Out of the 400 anticipated participants, 363 (251 men, 112 women; median age, 65 [range, 56.0-72.0 years]) were recruited over 24 active months. Patients’ median National Institutes of Health score was 0 (range, 0-2.0). The median time that elapsed between stroke and study randomization was 79.0 days (range, 27.0-244.0 days).

At 12-month follow-up, 98.6% (358 of 363) of the participants were retained in the study. Overall, 94.5% (257 of 272) of the participants were receiving treatment with ≥50% of the study drug.

The researchers found that compared with participants not receiving that particular agent, neither ISMN (adjusted hazard ratio [aHR], 0.80; 95% CI, 0.59-1.09; P =.16) nor cilostazol (aHR, 0.77; 95% CI, 0.57-1.05; P =.10) alone was associated with a reduction in the composite outcome in 297 participants.

Further, ISMN decreased the occurrence of recurrent stroke in 353 participants (adjusted odds ratio [aOR], 0.23; 95% CI, 0.07-0.74; P =.01) and cognitive impairment in 308 individuals (aOR, 0.55; 95% CI, 0.36-0.86; P =.006). Treatment with cilostazol was linked to reduced dependence in 320 participants (aHR, 0.31; 95% CI, 0.14-0.72; P =.006).
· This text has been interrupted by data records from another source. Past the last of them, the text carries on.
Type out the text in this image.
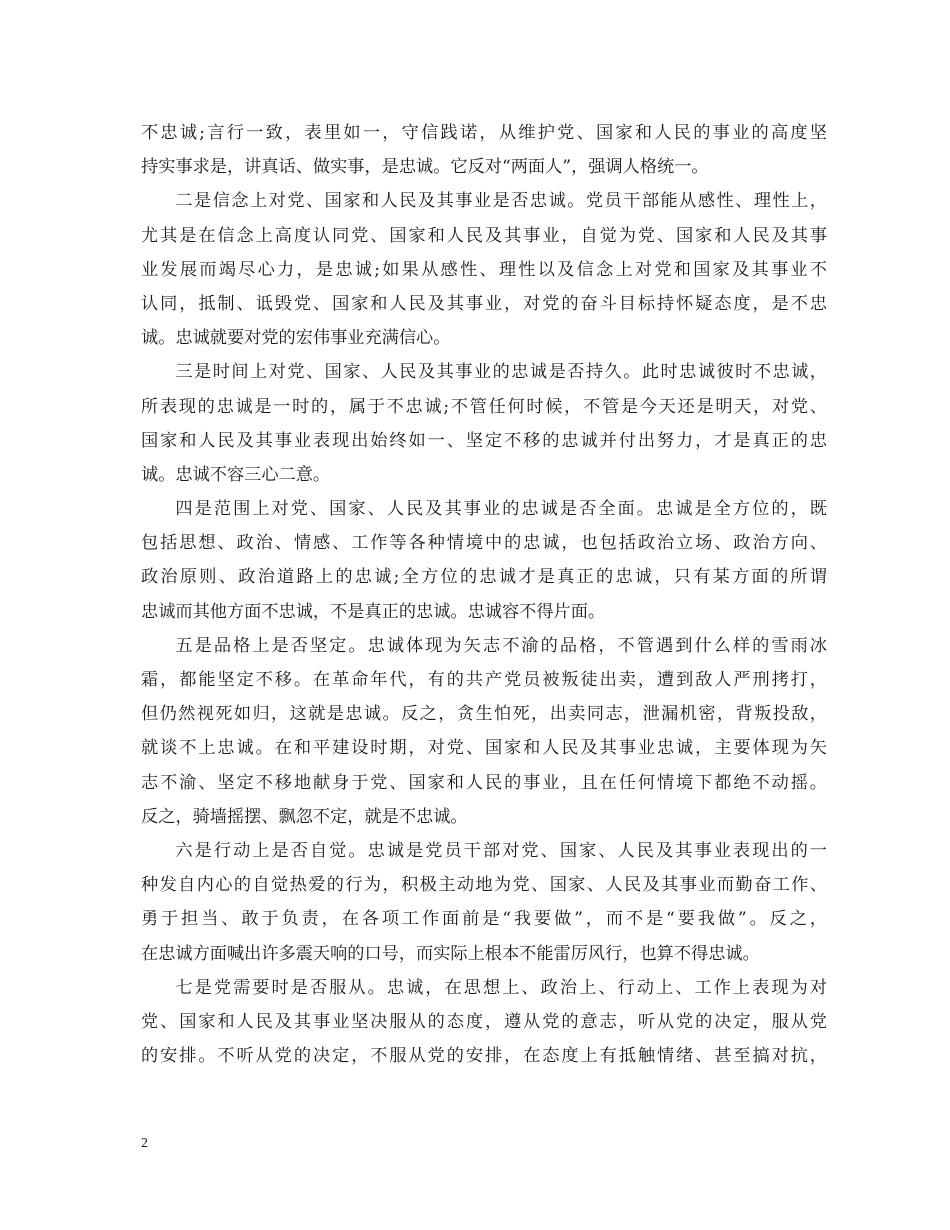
不忠诚;言行一致，表里如一，守信践诺，从维护党、国家和人民的事业的高度坚
持实事求是，讲真话、做实事，是忠诚。它反对“两面人”，强调人格统一。
二是信念上对党、国家和人民及其事业是否忠诚。党员干部能从感性、理性上，
尤其是在信念上高度认同党、国家和人民及其事业，自觉为党、国家和人民及其事
业发展而竭尽心力，是忠诚;如果从感性、理性以及信念上对党和国家及其事业不
认同，抵制、诋毁党、国家和人民及其事业，对党的奋斗目标持怀疑态度，是不忠
诚。忠诚就要对党的宏伟事业充满信心。
三是时间上对党、国家、人民及其事业的忠诚是否持久。此时忠诚彼时不忠诚，
所表现的忠诚是一时的，属于不忠诚;不管任何时候，不管是今天还是明天，对党、
国家和人民及其事业表现出始终如一、坚定不移的忠诚并付出努力，才是真正的忠
诚。忠诚不容三心二意。
四是范围上对党、国家、人民及其事业的忠诚是否全面。忠诚是全方位的，既
包括思想、政治、情感、工作等各种情境中的忠诚，也包括政治立场、政治方向、
政治原则、政治道路上的忠诚;全方位的忠诚才是真正的忠诚，只有某方面的所谓
忠诚而其他方面不忠诚，不是真正的忠诚。忠诚容不得片面。
五是品格上是否坚定。忠诚体现为矢志不渝的品格，不管遇到什么样的雪雨冰
霜，都能坚定不移。在革命年代，有的共产党员被叛徒出卖，遭到敌人严刑拷打，
但仍然视死如归，这就是忠诚。反之，贪生怕死，出卖同志，泄漏机密，背叛投敌，
就谈不上忠诚。在和平建设时期，对党、国家和人民及其事业忠诚，主要体现为矢
志不渝、坚定不移地献身于党、国家和人民的事业，且在任何情境下都绝不动摇。
反之，骑墙摇摆、飘忽不定，就是不忠诚。
六是行动上是否自觉。忠诚是党员干部对党、国家、人民及其事业表现出的一
种发自内心的自觉热爱的行为，积极主动地为党、国家、人民及其事业而勤奋工作、
勇于担当、敢于负责，在各项工作面前是“我要做”，而不是“要我做”。反之，
在忠诚方面喊出许多震天响的口号，而实际上根本不能雷厉风行，也算不得忠诚。
七是党需要时是否服从。忠诚，在思想上、政治上、行动上、工作上表现为对
党、国家和人民及其事业坚决服从的态度，遵从党的意志，听从党的决定，服从党
的安排。不听从党的决定，不服从党的安排，在态度上有抵触情绪、甚至搞对抗，
2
Combination ISMN plus cilostazol reduced the composite outcome (aHR, 0.58; 95% CI, 0.36-0.92; P =.02), dependence (aOR, 0.14; 95% CI, 0.03-0.59; P = .008), and any cognitive impairment (aOR, 0.44; 95% CI, 0.23-0.85; P =.02). The combination therapy also improved quality of life (adjusted mean difference, 0.10; 95% CI, 0.03-0.17; P =.005) in 153 participants. No safety concerns were reported.

Study limitations included the fact that placebo treatment was not available. In addition, the COVID-19 pandemic affected study recruitment, as well as in-person follow-up. Further, comparison of the combination ISMN plus cilostazol therapy vs treatment with no agent(s) was underpowered.

“These results show that the LACI-2 trial was feasible and ISMN and cilostazol were well tolerated and safe,” the investigators noted. “These agents may reduce recurrent stroke, dependence, and cognitive impairment after lacunar stroke, and they could prevent other adverse outcomes in cSVD. Therefore, both agents should be tested in large phase 3 trials,” they concluded.

Disclosure: Some of the study authors have declared affiliations with biotech, pharmaceutical, and/or device companies. Please see the original reference for a full list of authors’ disclosures.